Acórdão do Supremo Tribunal de Justiça
Processo:
047608
Nº Convencional: JSTJ00030483
Relator: ANDRADE SARAIVA
Descritores: TRÁFICO DE ESTUPEFACIENTE
HEROÍNA
PREVENÇÃO GERAL
MEDIDA DA PENA
EXPULSÃO DE ESTRANGEIRO
Nº do Documento: SJ199602280476083
Data do Acordão: 02/28/1996
Votação: UNANIMIDADE
Texto Integral: N
Privacidade: 1
Meio Processual: REC PENAL.
Decisão: NEGADO PROVIMENTO.
Área Temática: DIR CRIM - CRIM C/SOCIEDADE / TEORIA GERAL.
Legislação Nacional:
Sumário : I - A individualização da pena far-se-à essencialmente em função da culpa e da ilicitude, das motivações do crime, das exigências da prevenção geral e demais circunstâncias que deponham a favor ou contra o agente.

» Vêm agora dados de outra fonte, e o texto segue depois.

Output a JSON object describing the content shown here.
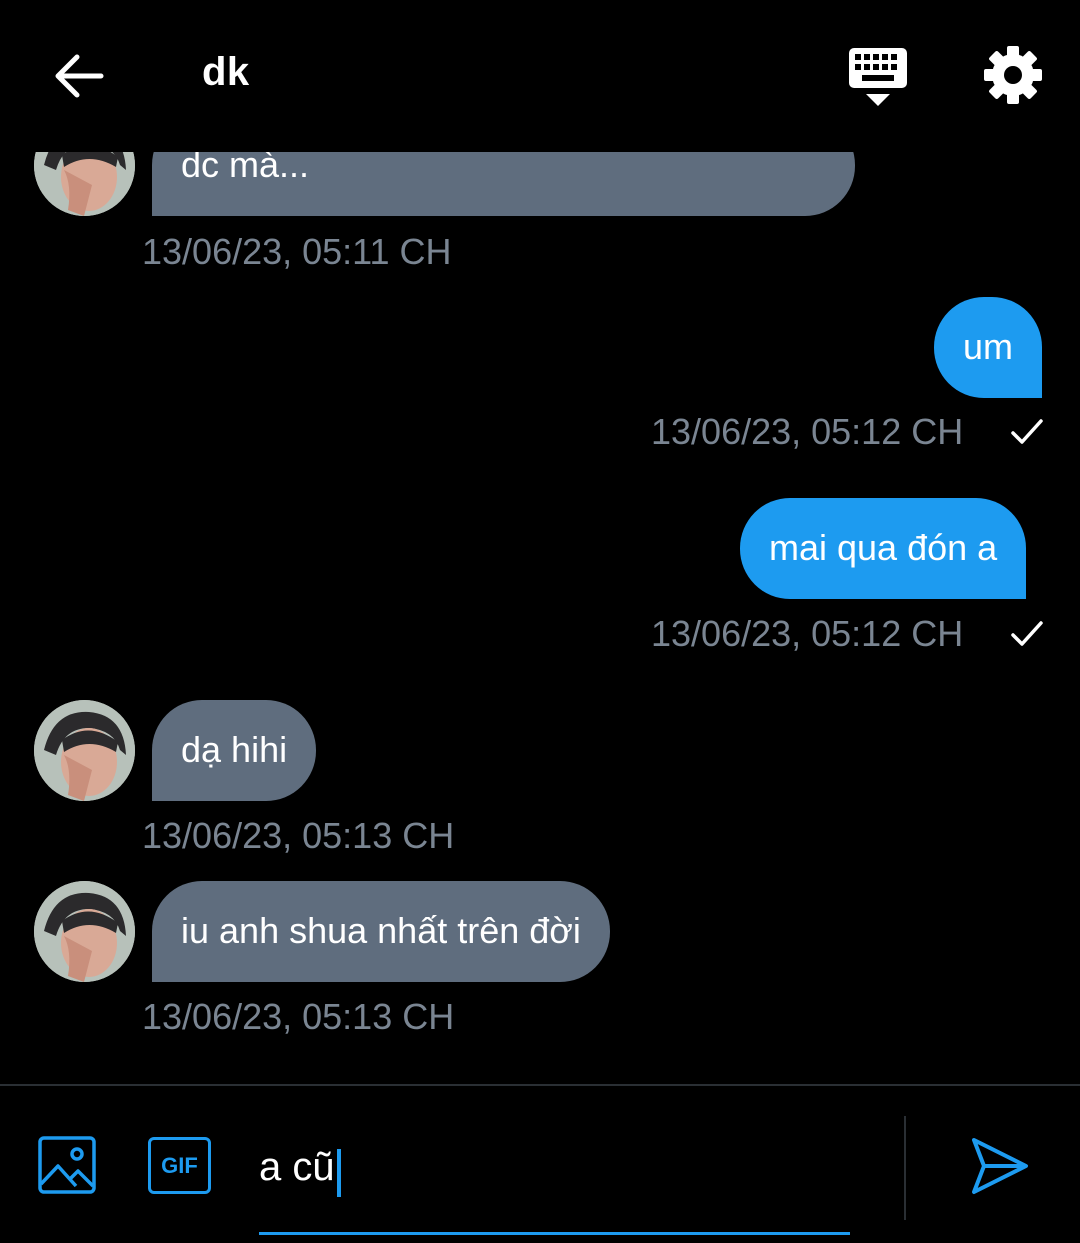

II - Sabendo um arguido que o veículo automóvel de um seu co- -arguido, em que este o transportava da Holanda para Lisboa, transportava também 2,800 quilogramas de heroína, a qual chegou mesmo a arrumar no pneu de reserva e a cuja venda procedeu em parte, já em Portugal, sabendo da natureza proíbida de tal transporte e venda, agiu ele com elevada culpa e também elevada é a ilicitude da sua conduta, justificando-se que lhe haja sido aplicada a pena de 10 anos de prisão como autor do crime da previsão dos artigos 21, n. 1 e 24, alínea c) do Decreto-Lei 15/93, uma vez que eram de pouco valor as atenuantes provadas a seu favor.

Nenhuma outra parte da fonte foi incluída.